22/07/2026 12:18 - Sociales
Wie Infobae berichtet, könnten sich 18 Freundinnen, die sich aus den Kindergartenklassen (Drei- bis Fünfjährige) einer Schule in Mar del Plata kennen, an den Stränden von Barra da Tijuca in Rio de Janeiro treffen. Einige pflegen ihre Bindung seit 1990, was auf mehr als 35 Jahre Freundschaft zurückblickt, und sie könnten von verschiedenen Orten der Welt anreisen, um gemeinsam ihre 40. Lebensjahre zu feiern.
Die Organisation könnte etwa anderthalb Jahre Planung erfordern. Die Koordination von 18 Frauen mit beruflichen und familiären Verpflichtungen wäre keine leichte Aufgabe, aber letztendlich könnten sie sich auf eine Reise vom 9. bis 16. August einigen.
In einer Geste immenser Solidarität könnte die Gruppe beschließen, dass niemand aus finanziellen Gründen ausgeschlossen wird.

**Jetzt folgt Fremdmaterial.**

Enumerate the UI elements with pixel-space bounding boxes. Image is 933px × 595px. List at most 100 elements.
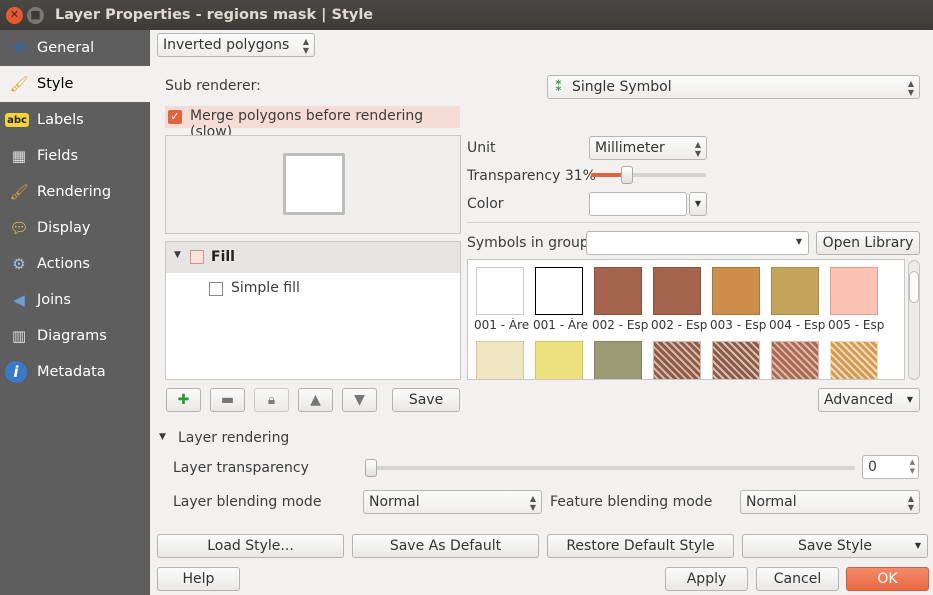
color-label: Color bbox=[467, 196, 504, 212]
sidebar-item-actions[interactable]: ⚙ Actions bbox=[0, 246, 150, 282]
sidebar-item-label: Metadata bbox=[37, 364, 106, 380]
collapse-icon[interactable]: ▼ bbox=[159, 432, 166, 442]
chevron-down-icon: ▼ bbox=[795, 237, 802, 246]
help-button[interactable]: Help bbox=[157, 567, 240, 591]
symbol-swatch[interactable] bbox=[653, 267, 701, 315]
lock-layer-button[interactable]: 🔒︎ bbox=[254, 388, 289, 412]
feature-blending-value: Normal bbox=[746, 494, 797, 510]
expand-icon[interactable]: ▼ bbox=[174, 250, 181, 260]
apply-button[interactable]: Apply bbox=[665, 567, 748, 591]
move-down-button[interactable]: ▼ bbox=[342, 388, 377, 412]
symbol-label: 004 - Esp bbox=[769, 318, 825, 332]
layer-transparency-slider[interactable] bbox=[365, 459, 855, 477]
sidebar-item-label: Labels bbox=[37, 112, 84, 128]
brush-icon: 🖌︎ bbox=[9, 183, 29, 201]
sidebar-item-general[interactable]: ⚒ General bbox=[0, 30, 150, 66]
symbol-swatch[interactable] bbox=[653, 341, 701, 379]
symbol-swatch[interactable] bbox=[712, 267, 760, 315]
ok-button[interactable]: OK bbox=[846, 567, 929, 591]
load-style-button[interactable]: Load Style... bbox=[157, 534, 344, 558]
sub-renderer-select[interactable]: ⁑ Single Symbol ▲ ▼ bbox=[547, 75, 920, 99]
symbol-swatch[interactable] bbox=[594, 341, 642, 379]
updown-icon: ▲ ▼ bbox=[907, 494, 914, 512]
symbol-swatch[interactable] bbox=[771, 267, 819, 315]
symbol-swatch[interactable] bbox=[594, 267, 642, 315]
open-library-button[interactable]: Open Library bbox=[816, 231, 920, 255]
feature-blending-label: Feature blending mode bbox=[550, 494, 713, 510]
fill-label: Fill bbox=[211, 249, 235, 265]
layer-blending-select[interactable]: Normal ▲ ▼ bbox=[363, 490, 542, 514]
transparency-handle[interactable] bbox=[620, 166, 633, 184]
renderer-select[interactable]: Inverted polygons ▲ ▼ bbox=[157, 33, 315, 57]
gear-icon: ⚙ bbox=[12, 255, 26, 273]
unit-label: Unit bbox=[467, 140, 496, 156]
paintbrush-icon: 🖌︎ bbox=[9, 75, 29, 93]
sidebar-item-metadata[interactable]: i Metadata bbox=[0, 354, 150, 390]
join-icon: ◀ bbox=[13, 291, 25, 309]
symbol-swatch[interactable] bbox=[535, 267, 583, 315]
symbol-swatch[interactable] bbox=[476, 341, 524, 379]
sidebar-item-diagrams[interactable]: ▥ Diagrams bbox=[0, 318, 150, 354]
lock-icon: 🔒︎ bbox=[267, 392, 276, 408]
merge-polygons-checkbox[interactable]: ✓ Merge polygons before rendering (slow) bbox=[165, 106, 460, 140]
chevron-down-icon: ▼ bbox=[914, 541, 921, 550]
advanced-label: Advanced bbox=[824, 392, 894, 408]
tree-item-fill[interactable]: ▼ Fill bbox=[166, 242, 460, 273]
sidebar-item-style[interactable]: 🖌︎ Style bbox=[0, 66, 150, 102]
save-as-default-button[interactable]: Save As Default bbox=[352, 534, 539, 558]
spin-icon[interactable]: ▲ ▼ bbox=[910, 458, 915, 476]
symbol-swatch[interactable] bbox=[535, 341, 583, 379]
sidebar-item-labels[interactable]: abc Labels bbox=[0, 102, 150, 138]
transparency-slider[interactable] bbox=[591, 166, 706, 184]
symbol-swatch[interactable] bbox=[830, 341, 878, 379]
symbol-label: 001 - Áre bbox=[533, 318, 589, 332]
color-dropdown-button[interactable]: ▼ bbox=[689, 192, 707, 216]
save-style-button[interactable]: Save Style ▼ bbox=[742, 534, 928, 558]
feature-blending-select[interactable]: Normal ▲ ▼ bbox=[740, 490, 920, 514]
close-icon[interactable]: ✕ bbox=[6, 7, 23, 24]
single-symbol-icon: ⁑ bbox=[555, 79, 563, 95]
updown-icon: ▲ ▼ bbox=[529, 494, 536, 512]
group-select[interactable]: ▼ bbox=[586, 231, 809, 255]
symbol-label: 003 - Esp bbox=[710, 318, 766, 332]
checkbox-checked-icon: ✓ bbox=[168, 110, 182, 124]
transparency-label: Transparency 31% bbox=[467, 168, 596, 184]
sidebar-item-display[interactable]: 💬︎ Display bbox=[0, 210, 150, 246]
layer-blending-value: Normal bbox=[369, 494, 420, 510]
layer-transparency-spinbox[interactable]: 0 ▲ ▼ bbox=[862, 455, 919, 479]
plus-icon: ✚ bbox=[177, 392, 190, 408]
sidebar-item-rendering[interactable]: 🖌︎ Rendering bbox=[0, 174, 150, 210]
symbol-swatch[interactable] bbox=[712, 341, 760, 379]
sidebar-item-label: Joins bbox=[37, 292, 71, 308]
sidebar-item-label: Diagrams bbox=[37, 328, 107, 344]
sub-renderer-label: Sub renderer: bbox=[165, 78, 261, 94]
add-layer-button[interactable]: ✚ bbox=[166, 388, 201, 412]
sidebar-item-joins[interactable]: ◀ Joins bbox=[0, 282, 150, 318]
sidebar: ⚒ General 🖌︎ Style abc Labels ▦ Fields 🖌︎ Renderi… bbox=[0, 30, 150, 595]
layer-rendering-title: Layer rendering bbox=[178, 430, 290, 446]
symbol-swatch[interactable] bbox=[476, 267, 524, 315]
remove-layer-button[interactable]: ▬ bbox=[210, 388, 245, 412]
symbol-layer-tree: ▼ Fill Simple fill bbox=[165, 241, 461, 380]
triangle-down-icon: ▼ bbox=[354, 392, 365, 408]
symbol-swatch[interactable] bbox=[771, 341, 819, 379]
layer-transparency-handle[interactable] bbox=[365, 459, 377, 477]
sidebar-item-fields[interactable]: ▦ Fields bbox=[0, 138, 150, 174]
restore-default-style-button[interactable]: Restore Default Style bbox=[547, 534, 734, 558]
simple-fill-label: Simple fill bbox=[231, 280, 300, 296]
symbol-grid-scrollbar[interactable] bbox=[908, 260, 920, 380]
color-button[interactable] bbox=[589, 192, 687, 216]
fill-swatch-icon bbox=[190, 250, 204, 264]
move-up-button[interactable]: ▲ bbox=[298, 388, 333, 412]
sidebar-item-label: General bbox=[37, 40, 95, 56]
updown-icon: ▲ ▼ bbox=[694, 140, 701, 158]
unit-select[interactable]: Millimeter ▲ ▼ bbox=[589, 136, 707, 160]
cancel-button[interactable]: Cancel bbox=[756, 567, 839, 591]
sidebar-item-label: Display bbox=[37, 220, 91, 236]
save-symbol-button[interactable]: Save bbox=[392, 388, 460, 412]
symbol-swatch[interactable] bbox=[830, 267, 878, 315]
scrollbar-thumb[interactable] bbox=[909, 271, 919, 303]
minimize-icon[interactable]: ■ bbox=[27, 7, 44, 24]
tree-item-simple-fill[interactable]: Simple fill bbox=[166, 278, 460, 302]
advanced-button[interactable]: Advanced ▼ bbox=[818, 388, 920, 412]
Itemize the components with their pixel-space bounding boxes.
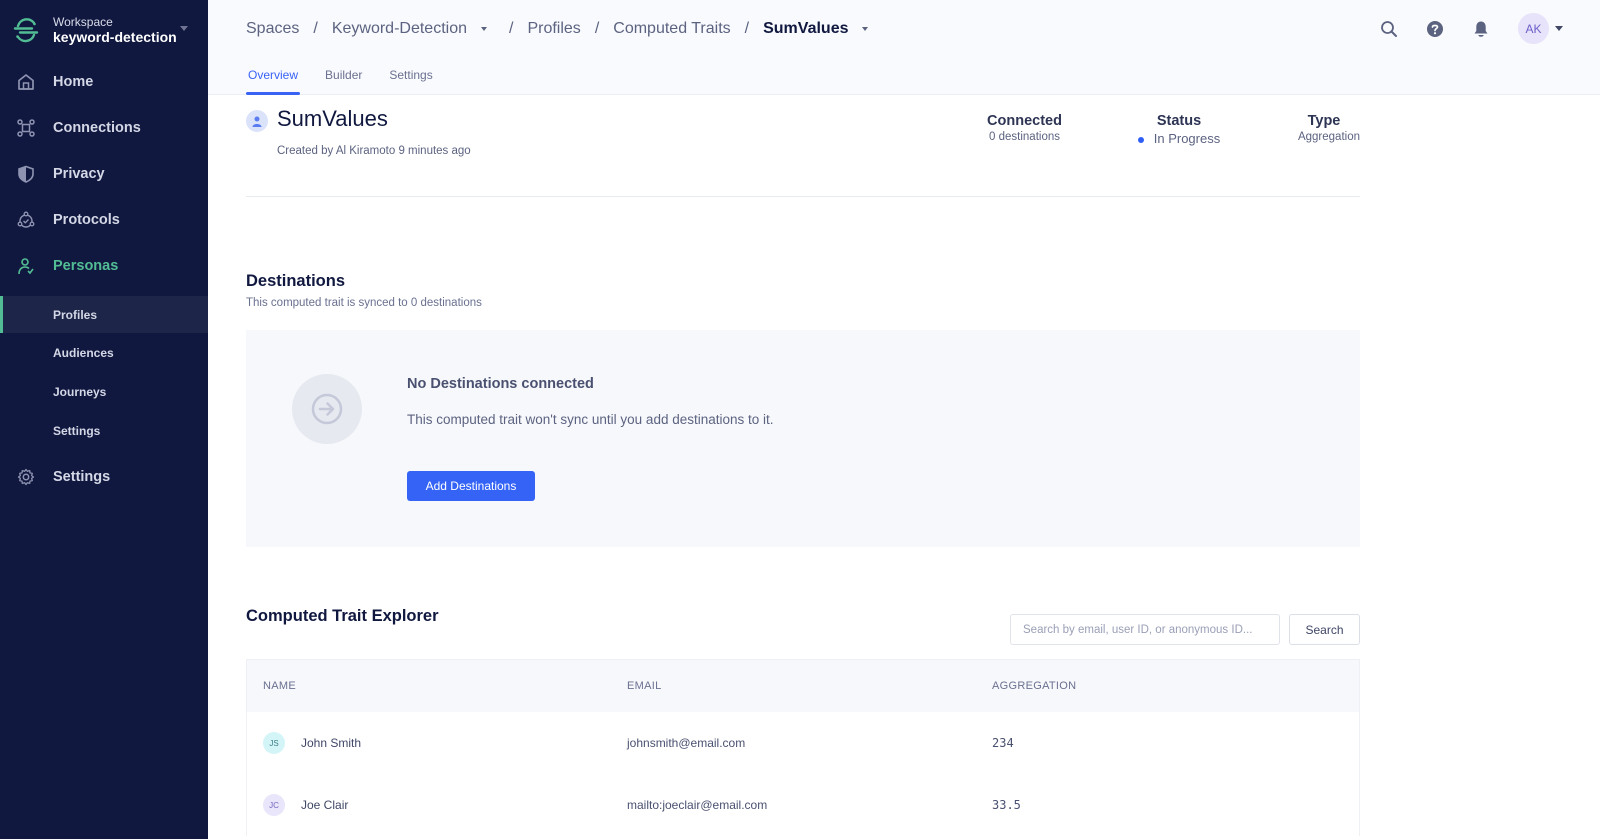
breadcrumb: Spaces / Keyword-Detection / Profiles / …: [246, 18, 876, 40]
breadcrumb-separator: /: [594, 20, 600, 37]
user-icon: [246, 110, 268, 132]
destinations-title: Destinations: [246, 272, 346, 290]
stat-status: Status In Progress: [1124, 113, 1234, 146]
stat-label: Status: [1156, 113, 1202, 129]
shield-icon: [16, 164, 36, 184]
main-content: SumValues Created by Al Kiramoto 9 minut…: [208, 96, 1600, 839]
tab-bar: Overview Builder Settings: [246, 66, 458, 95]
aggregation-cell: 33.5: [992, 798, 1021, 812]
user-avatar[interactable]: AK: [1518, 13, 1549, 44]
sidebar-item-label: Connections: [53, 120, 141, 136]
email-cell: johnsmith@email.com: [627, 736, 746, 750]
sidebar-subitem-label: Profiles: [53, 307, 98, 322]
email-cell: mailto:joeclair@email.com: [627, 798, 768, 812]
sidebar-item-label: Protocols: [53, 212, 120, 228]
top-header: Spaces / Keyword-Detection / Profiles / …: [208, 0, 1600, 95]
stat-type: Type Aggregation: [1288, 113, 1360, 143]
table-row[interactable]: JS John Smith johnsmith@email.com 234: [246, 712, 1360, 774]
status-dot-icon: [1137, 136, 1144, 143]
gear-icon: [16, 467, 36, 487]
chevron-down-icon[interactable]: [862, 27, 869, 31]
breadcrumb-spaces[interactable]: Spaces: [246, 20, 299, 38]
protocols-icon: [16, 210, 36, 230]
sidebar-subitem-journeys[interactable]: Journeys: [0, 373, 208, 410]
sidebar-subitem-settings[interactable]: Settings: [0, 412, 208, 449]
chevron-down-icon[interactable]: [481, 27, 487, 31]
search-icon[interactable]: [1378, 18, 1400, 40]
chevron-down-icon[interactable]: [1555, 26, 1563, 31]
empty-state-illustration: [292, 374, 362, 444]
page-title: SumValues: [277, 106, 388, 131]
explorer-search-button[interactable]: Search: [1289, 614, 1360, 645]
avatar: JS: [263, 732, 285, 754]
breadcrumb-current: SumValues: [763, 20, 849, 37]
sidebar-item-settings[interactable]: Settings: [0, 457, 208, 497]
sidebar: Workspace keyword-detection Home Connect…: [0, 0, 208, 839]
stat-value: Aggregation: [1297, 131, 1360, 143]
help-icon[interactable]: [1424, 18, 1446, 40]
sidebar-item-home[interactable]: Home: [0, 62, 208, 102]
explorer-title: Computed Trait Explorer: [246, 607, 439, 625]
workspace-label: Workspace: [53, 14, 113, 29]
name-cell: JC Joe Clair: [263, 794, 348, 816]
table-row[interactable]: JC Joe Clair mailto:joeclair@email.com 33…: [246, 774, 1360, 836]
sidebar-subitem-label: Journeys: [53, 384, 107, 399]
breadcrumb-space-name[interactable]: Keyword-Detection: [332, 20, 467, 38]
breadcrumb-separator: /: [744, 20, 750, 37]
sidebar-item-label: Personas: [53, 258, 119, 274]
segment-logo-icon: [13, 18, 39, 43]
personas-icon: [16, 256, 36, 276]
sidebar-subitem-label: Settings: [53, 423, 101, 438]
avatar: JC: [263, 794, 285, 816]
sidebar-item-connections[interactable]: Connections: [0, 108, 208, 148]
breadcrumb-profiles[interactable]: Profiles: [527, 20, 580, 38]
workspace-switcher[interactable]: Workspace keyword-detection: [12, 12, 202, 48]
empty-state-title: No Destinations connected: [407, 376, 594, 392]
sidebar-item-privacy[interactable]: Privacy: [0, 154, 208, 194]
breadcrumb-separator: /: [509, 20, 514, 37]
explorer-table: NAME EMAIL AGGREGATION JS John Smith john…: [246, 659, 1360, 836]
arrow-right-circle-icon: [311, 393, 343, 425]
divider: [246, 196, 1360, 197]
connections-icon: [16, 118, 36, 138]
sidebar-subitem-profiles[interactable]: Profiles: [0, 296, 208, 333]
breadcrumb-separator: /: [313, 20, 318, 37]
column-header-aggregation[interactable]: AGGREGATION: [992, 680, 1076, 692]
table-header: NAME EMAIL AGGREGATION: [246, 659, 1360, 712]
sidebar-subitem-audiences[interactable]: Audiences: [0, 334, 208, 371]
stat-connected: Connected 0 destinations: [972, 113, 1077, 143]
column-header-name[interactable]: NAME: [263, 680, 296, 692]
tab-builder[interactable]: Builder: [323, 66, 364, 95]
bell-icon[interactable]: [1470, 18, 1492, 40]
status-badge: In Progress: [1153, 131, 1221, 146]
sidebar-item-label: Settings: [53, 469, 111, 485]
stat-label: Type: [1307, 113, 1341, 129]
add-destinations-button[interactable]: Add Destinations: [407, 471, 535, 501]
breadcrumb-computed-traits[interactable]: Computed Traits: [613, 20, 730, 38]
explorer-search-input[interactable]: [1010, 614, 1280, 645]
user-name[interactable]: Joe Clair: [301, 798, 348, 812]
sidebar-item-label: Home: [53, 74, 94, 90]
sidebar-item-protocols[interactable]: Protocols: [0, 200, 208, 240]
workspace-name: keyword-detection: [53, 28, 177, 45]
stat-value: 0 destinations: [989, 131, 1060, 143]
name-cell: JS John Smith: [263, 732, 361, 754]
column-header-email[interactable]: EMAIL: [627, 680, 662, 692]
tab-settings[interactable]: Settings: [387, 66, 434, 95]
home-icon: [16, 72, 36, 92]
aggregation-cell: 234: [992, 736, 1014, 750]
destinations-subtitle: This computed trait is synced to 0 desti…: [246, 297, 482, 309]
empty-state-text: This computed trait won't sync until you…: [407, 412, 774, 427]
sidebar-item-personas[interactable]: Personas: [0, 246, 208, 286]
created-by-text: Created by Al Kiramoto 9 minutes ago: [277, 145, 471, 157]
chevron-down-icon: [180, 26, 188, 31]
tab-overview[interactable]: Overview: [246, 66, 301, 95]
sidebar-subitem-label: Audiences: [53, 345, 114, 360]
user-name[interactable]: John Smith: [301, 736, 361, 750]
status-value-wrap: In Progress: [1124, 131, 1234, 146]
stat-label: Connected: [987, 113, 1062, 129]
destinations-empty-state: No Destinations connected This computed …: [246, 330, 1360, 547]
sidebar-item-label: Privacy: [53, 166, 105, 182]
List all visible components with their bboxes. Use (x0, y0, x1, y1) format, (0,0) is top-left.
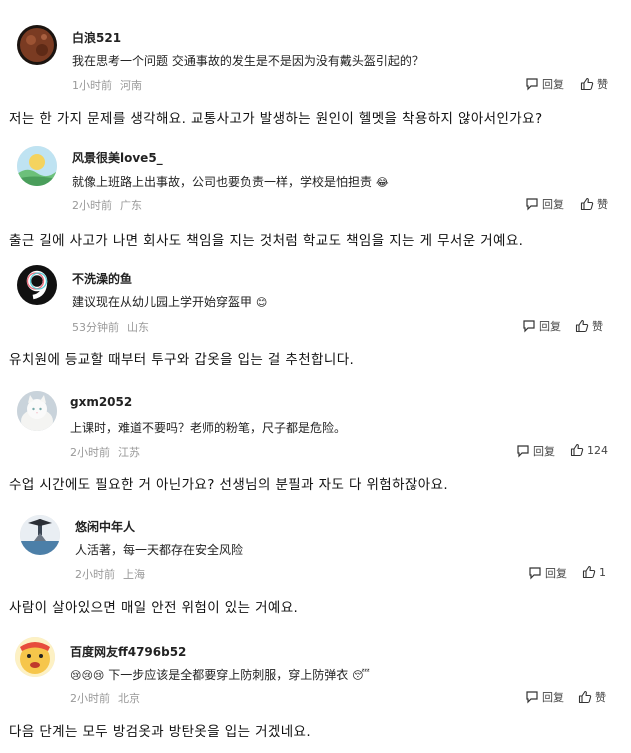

Zusammen könnten sie die notwendigen Mittel sammeln, um einer Freundin, die die Kosten nicht tragen könnte, die Reise zu finanzieren, was für sie eine unvergessliche Überraschung wäre.
Mariana Ballestrin, die in Sydney, Australien, lebt, hatte angedeutet, dass sie nicht teilnehmen könnte. Dennoch könnte sie unerwartet am Flughafen Aeroparque (Buenos Aires) auftauchen, genau als die Gruppe im Begriff wäre, einzuchecken.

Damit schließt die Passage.